Adanmak kolay değildir. Adanmak kişinin kendisinden vazgeçmesidir. Kendi varlığını, kendi birikimini, kendi duygularını daha ulvi bir değer uğruna feda etmektir adanmak. En çok da öğretmenlere, eğitimcilere uygun düşer adanmışlık.

Okullarda öğrenci başarısını etkileyen unsurların başında öğretmenlerin tutum ve davranışları gelmektedir. Eğitim kadar insan ilişkilerinin önemli olduğu başka bir alan yoktur herhalde. İnsan insana, yüz yüze, göz göze, diz dize yapılan duyguların, kişiliklerin, davranışların etkisi altında yürütülen son derece ulvi bir iştir.

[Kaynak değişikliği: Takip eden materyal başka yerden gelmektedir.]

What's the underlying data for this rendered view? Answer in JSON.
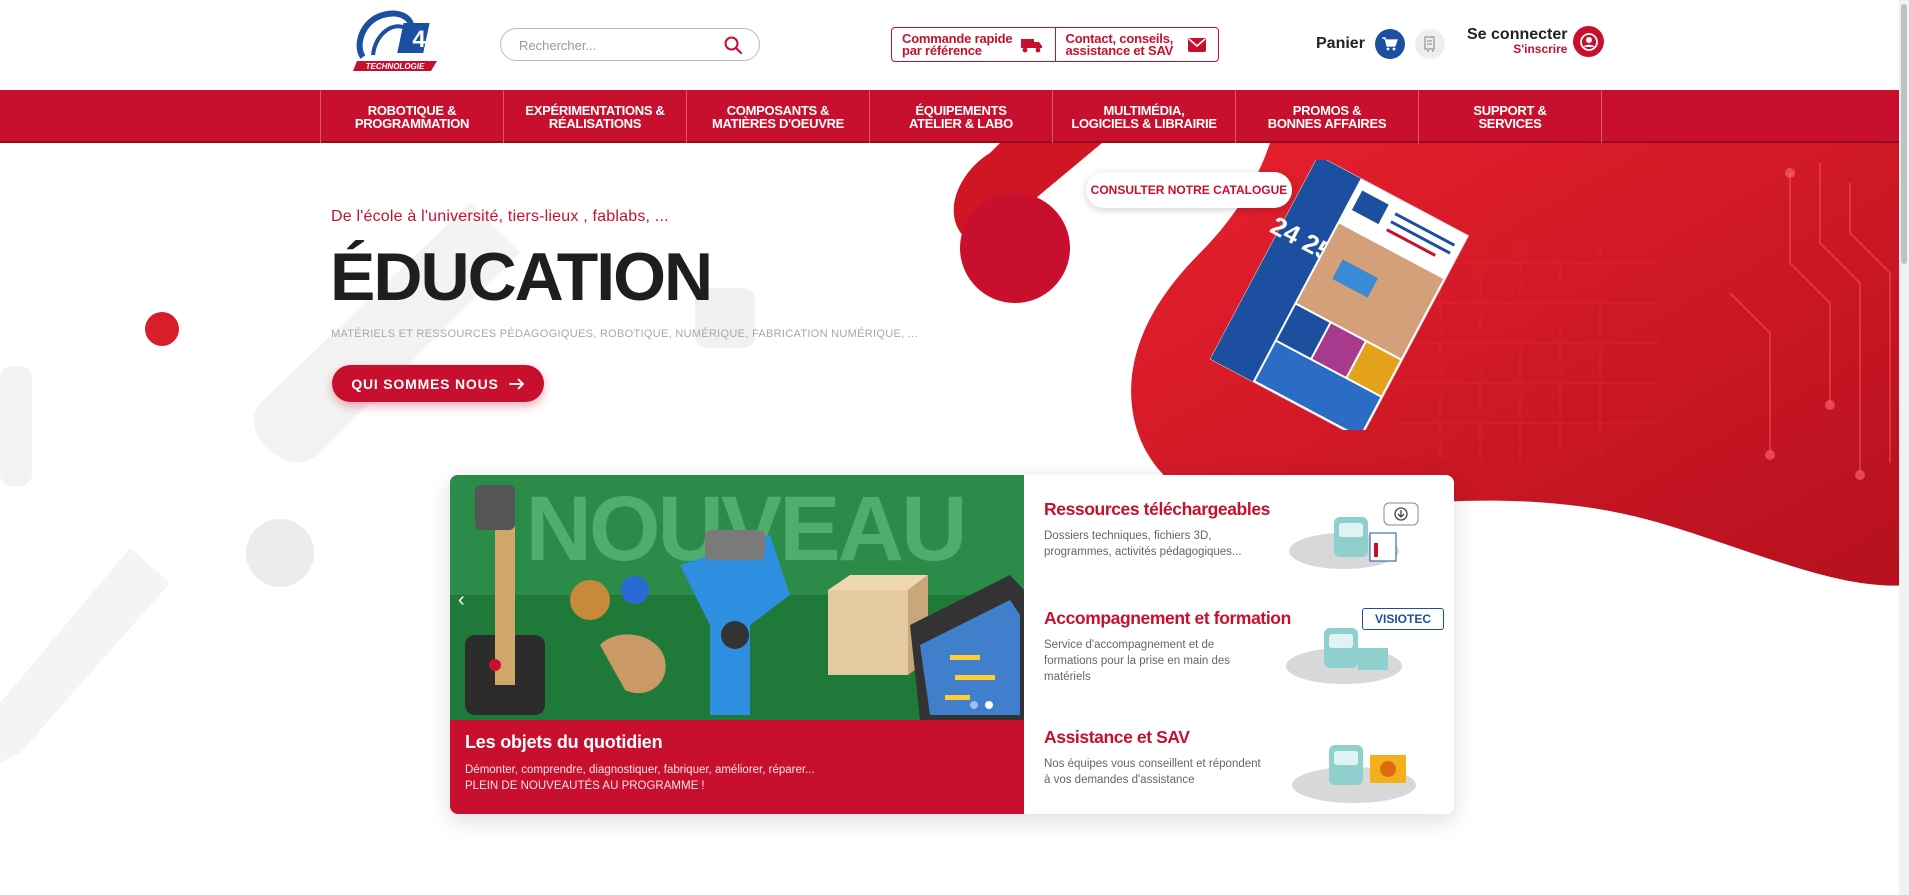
{
  "header": {
    "logo_text": "A4 TECHNOLOGIE",
    "search": {
      "placeholder": "Rechercher..."
    },
    "quick_order": "Commande rapide\npar référence",
    "contact": "Contact, conseils,\nassistance et SAV",
    "cart_label": "Panier",
    "login_label": "Se connecter",
    "register_label": "S'inscrire"
  },
  "nav": {
    "items": [
      "ROBOTIQUE &\nPROGRAMMATION",
      "EXPÉRIMENTATIONS &\nRÉALISATIONS",
      "COMPOSANTS &\nMATIÈRES D'OEUVRE",
      "ÉQUIPEMENTS\nATELIER & LABO",
      "MULTIMÉDIA,\nLOGICIELS & LIBRAIRIE",
      "PROMOS &\nBONNES AFFAIRES",
      "SUPPORT &\nSERVICES"
    ]
  },
  "hero": {
    "subtitle": "De l'école à l'université, tiers-lieux , fablabs, ...",
    "title": "ÉDUCATION",
    "tagline": "MATÉRIELS ET RESSOURCES PÉDAGOGIQUES, ROBOTIQUE, NUMÉRIQUE, FABRICATION NUMÉRIQUE, ...",
    "cta_label": "QUI SOMMES NOUS",
    "catalog_label": "CONSULTER NOTRE CATALOGUE",
    "catalog_years": "24 25"
  },
  "slider": {
    "banner_text": "NOUVEAU",
    "title": "Les objets du quotidien",
    "desc_line1": "Démonter, comprendre, diagnostiquer, fabriquer, améliorer, réparer...",
    "desc_line2": "PLEIN DE NOUVEAUTÉS AU PROGRAMME !",
    "active_slide": 2,
    "slide_count": 2
  },
  "services": [
    {
      "title": "Ressources téléchargeables",
      "desc": "Dossiers techniques, fichiers 3D, programmes, activités pédagogiques..."
    },
    {
      "title": "Accompagnement et formation",
      "desc": "Service d'accompagnement et de formations pour la prise en main des matériels"
    },
    {
      "title": "Assistance et SAV",
      "desc": "Nos équipes vous conseillent et répondent à vos demandes d'assistance"
    }
  ],
  "visiotec": "VISIOTEC",
  "colors": {
    "brand_red": "#c8102e",
    "brand_blue": "#1d4fa0",
    "slide_green": "#1f7a3a"
  }
}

Yapılan yüzlerce araştırma derki bir öğretmen öğrencilerine içten, samimi davranır, onlara sözlü ve sözsüz yakınlık davranışları gösterirse çocukların derse olan ilgisi, sevgisi, çabası artar. Sadece öğretmenin bir çocuğa dokunması, başına, omzuna dokunup desteklemesi bile tek başına çok büyük bir etkiye sahiptir.

Öğretmenlerin, gösterdiğinde çok olumlu etki bırakan yakınlık davranışlarına  biraz daha yakından bakalım:

Günümüz çocukları en çok öğretmenlerinin kendilerini eğlendiren ifadeler kullanmasını seviyor. Özellikle de espri yapan, kendileri ile şakalaşan, konuyla ilgili fıkra, hikâye anlatan öğretmenlere tabiri caiz ise bayılıyorlar.

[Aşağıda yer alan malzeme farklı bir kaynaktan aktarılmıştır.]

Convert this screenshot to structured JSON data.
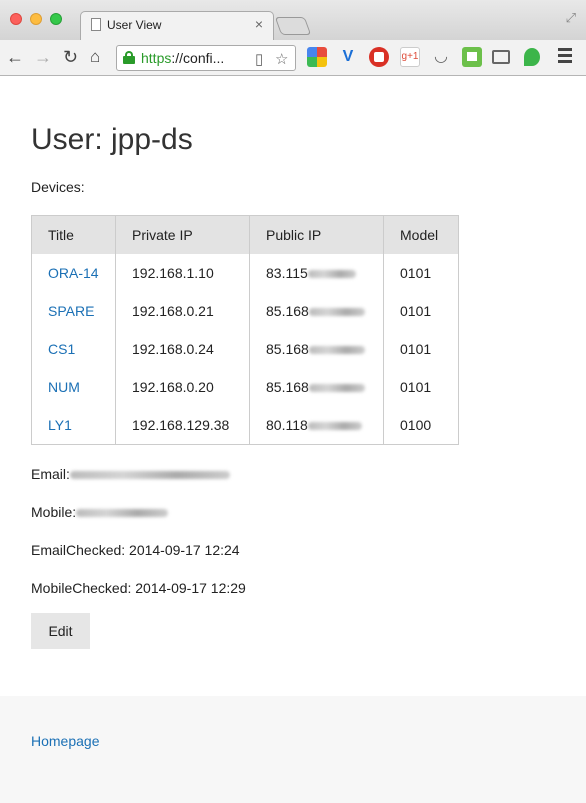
{
  "browser": {
    "tab_title": "User View",
    "tab_close": "×",
    "url_scheme": "https",
    "url_rest": "://confi...",
    "ext_gplus": "g+1"
  },
  "page": {
    "title": "User: jpp-ds",
    "devices_label": "Devices:",
    "table": {
      "headers": [
        "Title",
        "Private IP",
        "Public IP",
        "Model"
      ],
      "rows": [
        {
          "title": "ORA-14",
          "private_ip": "192.168.1.10",
          "public_ip_visible": "83.115",
          "model": "0101"
        },
        {
          "title": "SPARE",
          "private_ip": "192.168.0.21",
          "public_ip_visible": "85.168",
          "model": "0101"
        },
        {
          "title": "CS1",
          "private_ip": "192.168.0.24",
          "public_ip_visible": "85.168",
          "model": "0101"
        },
        {
          "title": "NUM",
          "private_ip": "192.168.0.20",
          "public_ip_visible": "85.168",
          "model": "0101"
        },
        {
          "title": "LY1",
          "private_ip": "192.168.129.38",
          "public_ip_visible": "80.118",
          "model": "0100"
        }
      ]
    },
    "email_label": "Email:",
    "mobile_label": "Mobile:",
    "email_checked": "EmailChecked: 2014-09-17 12:24",
    "mobile_checked": "MobileChecked: 2014-09-17 12:29",
    "edit_label": "Edit"
  },
  "footer": {
    "homepage_link": "Homepage"
  },
  "colors": {
    "link": "#1b70b5",
    "header_bg": "#e3e3e3",
    "secure_green": "#2a9b2a"
  }
}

Sadece sınıfta değil, sınıf dışında da kendileri ile konuşan, sohbet eden, onlarla bahçede gezen, kantinde yanlarına oturup muhabbet eden, beraber yemek yiyen, birlikte oyunlar oynayan, vakit geçiren öğretmenlerden hoşlanıyorlar.

Dersini düşük bir enerjiyle değil de coşkuyla anlatan, enerjisi yüksek öğretmenleri çok seviyorlar.

Konuşurken gülümseyen, dinlerken gülümseyen öğretmenler çok seviliyor. Bir öğrenciden öğretmeni hakkında 'hiçgülmüyor, kızgın öğretmen' ifadesini duymuştum. Bir öğretmen için hiçuygun olmayan bir tanımlama olsa gerek, bu ifadeler.

Öğrenci ile özel iletişim kuran, onunla ders öncesi ve sonrası veya sınıf dışında diyalog kuran, ilgilenen, takip eden öğretmenler çok etkili oluyor.

Öğrenciler, 'öğretmenim benimle ilgilenerek nasıl olduğumu sorduğunda çok mutlu oluyorum. Öğretmenimin beni önemsediğini düşünüyorum.' diyor.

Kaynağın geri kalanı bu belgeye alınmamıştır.